Der Magistrat hat aufgrund dieses Beschlusses ein Schreiben an das Bundesministerium für Wirtschaft und Technologie gerichtet, nähere Informationen zu der Thematik erbeten und sein grundsätzliches Interesse an einer Mitarbeit und pilothaften Erprobung dieses neuen technischen Vergabeverfahrens bekundet.
Parallel
dazu hat der Magistrat mit der Unternehmensberatungs- und Wirtschaftsprüfungsgesellschaft
KPMG Consulting AG Kontakt aufgenommen, um nähere Einzelheiten zu dem von KPMG
Consulting AG für das Bundeswirtschaftsministerium erstellten Studie zu den „Chancen
und Risiken inverser Auktionen im Internet für Aufträge der öffentlichen Hand“
zu erhalten. Von dort wurde uns die Ende September 2001 veröffentlichte Studie
zur Verfügung gestellt und gleichzeitig angeboten, an einem von KPMG Consulting
AG organisierten Workshop zu der Thematik teilzunehmen.

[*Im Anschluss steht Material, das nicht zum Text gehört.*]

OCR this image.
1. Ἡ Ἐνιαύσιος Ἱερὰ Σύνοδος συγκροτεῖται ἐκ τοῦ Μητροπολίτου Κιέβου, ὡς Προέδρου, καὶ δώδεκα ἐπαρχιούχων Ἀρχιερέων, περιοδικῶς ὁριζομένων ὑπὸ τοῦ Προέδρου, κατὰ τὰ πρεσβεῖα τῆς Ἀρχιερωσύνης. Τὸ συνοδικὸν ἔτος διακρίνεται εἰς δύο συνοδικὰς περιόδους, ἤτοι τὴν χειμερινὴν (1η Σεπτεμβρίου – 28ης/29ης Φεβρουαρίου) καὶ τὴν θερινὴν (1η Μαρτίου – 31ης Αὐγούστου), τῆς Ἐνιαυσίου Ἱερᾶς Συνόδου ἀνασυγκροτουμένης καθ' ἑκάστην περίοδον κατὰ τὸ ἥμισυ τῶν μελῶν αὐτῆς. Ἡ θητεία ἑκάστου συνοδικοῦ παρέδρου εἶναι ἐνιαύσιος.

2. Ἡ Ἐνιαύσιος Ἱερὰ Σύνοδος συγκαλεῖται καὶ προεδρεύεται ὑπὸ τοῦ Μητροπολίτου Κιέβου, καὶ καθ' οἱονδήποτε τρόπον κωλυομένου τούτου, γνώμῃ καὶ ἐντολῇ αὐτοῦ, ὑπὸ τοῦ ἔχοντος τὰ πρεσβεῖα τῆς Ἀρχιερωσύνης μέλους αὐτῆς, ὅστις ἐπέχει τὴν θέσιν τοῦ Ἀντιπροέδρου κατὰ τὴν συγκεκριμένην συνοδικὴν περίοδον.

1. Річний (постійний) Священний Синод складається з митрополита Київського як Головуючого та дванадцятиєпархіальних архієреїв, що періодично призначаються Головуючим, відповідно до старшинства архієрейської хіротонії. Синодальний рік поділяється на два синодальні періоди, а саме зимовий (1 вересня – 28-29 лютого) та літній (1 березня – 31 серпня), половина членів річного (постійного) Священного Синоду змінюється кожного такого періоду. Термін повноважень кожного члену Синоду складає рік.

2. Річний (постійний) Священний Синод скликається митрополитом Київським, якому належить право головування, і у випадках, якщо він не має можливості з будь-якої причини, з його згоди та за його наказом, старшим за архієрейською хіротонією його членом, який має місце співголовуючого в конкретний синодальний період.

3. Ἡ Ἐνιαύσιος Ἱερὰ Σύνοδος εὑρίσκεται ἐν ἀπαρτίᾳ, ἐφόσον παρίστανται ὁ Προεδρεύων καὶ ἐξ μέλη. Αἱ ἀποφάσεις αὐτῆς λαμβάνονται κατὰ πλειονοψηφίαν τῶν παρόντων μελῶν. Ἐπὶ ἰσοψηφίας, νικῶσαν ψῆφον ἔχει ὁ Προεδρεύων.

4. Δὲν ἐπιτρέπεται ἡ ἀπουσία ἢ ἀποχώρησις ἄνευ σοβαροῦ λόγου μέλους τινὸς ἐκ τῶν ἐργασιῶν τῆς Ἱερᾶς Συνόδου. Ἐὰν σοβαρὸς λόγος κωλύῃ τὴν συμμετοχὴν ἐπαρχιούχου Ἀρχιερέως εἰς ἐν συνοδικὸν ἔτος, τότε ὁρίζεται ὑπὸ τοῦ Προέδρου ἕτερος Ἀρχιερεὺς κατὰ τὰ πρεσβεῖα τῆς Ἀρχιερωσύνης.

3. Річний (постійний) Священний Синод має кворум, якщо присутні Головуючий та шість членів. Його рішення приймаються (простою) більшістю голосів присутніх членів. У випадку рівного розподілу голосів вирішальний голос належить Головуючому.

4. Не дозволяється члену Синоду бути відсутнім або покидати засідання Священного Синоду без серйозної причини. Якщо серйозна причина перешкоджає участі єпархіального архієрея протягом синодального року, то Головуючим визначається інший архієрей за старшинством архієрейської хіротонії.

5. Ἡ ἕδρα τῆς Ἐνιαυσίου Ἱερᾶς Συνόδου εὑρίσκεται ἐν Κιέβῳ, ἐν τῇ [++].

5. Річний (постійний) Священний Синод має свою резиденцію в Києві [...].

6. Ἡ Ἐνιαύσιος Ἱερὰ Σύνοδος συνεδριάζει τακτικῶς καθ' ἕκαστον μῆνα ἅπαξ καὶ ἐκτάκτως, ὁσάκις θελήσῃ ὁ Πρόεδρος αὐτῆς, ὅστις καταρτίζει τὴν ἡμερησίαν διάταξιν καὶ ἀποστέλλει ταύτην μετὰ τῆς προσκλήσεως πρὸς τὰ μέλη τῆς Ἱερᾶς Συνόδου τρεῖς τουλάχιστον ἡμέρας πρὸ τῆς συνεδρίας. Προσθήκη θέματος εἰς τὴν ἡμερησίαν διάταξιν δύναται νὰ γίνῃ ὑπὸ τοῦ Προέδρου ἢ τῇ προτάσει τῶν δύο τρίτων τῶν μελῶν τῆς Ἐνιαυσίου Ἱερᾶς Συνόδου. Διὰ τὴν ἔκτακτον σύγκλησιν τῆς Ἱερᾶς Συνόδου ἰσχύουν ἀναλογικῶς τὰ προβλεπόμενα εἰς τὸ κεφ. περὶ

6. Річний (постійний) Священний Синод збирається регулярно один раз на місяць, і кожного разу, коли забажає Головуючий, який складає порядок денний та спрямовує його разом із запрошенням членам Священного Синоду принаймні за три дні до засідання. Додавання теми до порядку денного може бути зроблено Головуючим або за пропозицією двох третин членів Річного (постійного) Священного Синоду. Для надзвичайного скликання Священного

Dieses Angebot wurde
von zwei Mitarbeitern der Organisationsabteilung wahr genommen, da sowohl die
Durchführung inverser Auktionen in einer realitätsnahen Umgebung erprobt werden
konnte und auch mehrere Mitarbeiter/innen des Bundeswirtschaftsministeriums
teil genommen haben.
Bei
der praktischen Erprobung inverser Auktionen zeigte sich, dass zwar
Standardsoftware für die Durchführung von Auktionen im Internet vorhanden ist,
die spezifischen vergaberechtlichen Anforderungen der öffentlichen Hand mussten
aber zunächst speziell für den Workshop vom KPMG eBusiness Solution Center
angepasst werden. Es existiert also auf dem Markt noch keinerlei speziell
entwickelte Software, die in der Lage wäre, inverse Auktionen für öffentliche
Einrichtungen abzuwickeln. Es wurde angegeben, dass für die notwendigen
Anpassungen der Software als auch die Bereitstellung der erforderlichen
Hardware derzeit mit Investitionen von mehreren Hunderttausend Euro gerechnet
werden müsse. Zudem sind die notwendigen technischen Voraussetzungen nicht nur
beim Ausschreibenden, sondern auch bei den Bietern erforderlich. Neben dem
erforderlichen Internet-Zugang ist hier insbesondere die Digitale Signatur zu
nennen, die zur eindeutigen Identifizierung bei einem Bietvorgang erforderlich
ist.
Gravierender
als die technischen Fragen sind derzeit aber noch die rechtlichen Probleme des
Vergaberechts. Dies zeigte sich bei den am Workshop teilnehmenden
Mitarbeiterinnen und Mitarbeitern des Bundeswirtschaftsministeriums. Während
das für Multimedia und neue Technologien zuständige Referat dem Einsatz
inverser Auktionen grundsätzlich positiv gegenüber steht, bezieht das für
Vergaberecht zuständige Referat eine distanzierte bis ablehnende Haltung. Dies
kommt auch in dem Antwortschreiben des Bundeswirtschaftsministeriums an den
Magistrat zum Ausdruck, das von dem für Vergaberecht zuständigen Referat
verfasst wurde:
„Das von Ihnen dargestellte Szenario einer
Offenlegung der Rangfolge aller Angebote ist ein denkbarer
Lösungsvorschlag der Studie, der bei Aufträgen unterhalb der EU-Schwellenwerte
von einer möglichen Vergaberechtskonformität eines solchen Verfahrens ausgeht
(Abschnitt 3.3.2.1 der Studie). Die Offenlegung der Preise bei einer inversen
Auktion ist jedoch aufgrund des dem Vergaberecht immanenten Prinzips des geheimen
Wettbewerbs, durch Vertraulichkeitsgrundsatz und Verhandlungsverbot
bei Ausschreibungen sowohl unterhalb als auch oberhalb der
EU-Schwellenwerte aus vergaberechtlicher Sicht derzeit auszuschließen.“ ...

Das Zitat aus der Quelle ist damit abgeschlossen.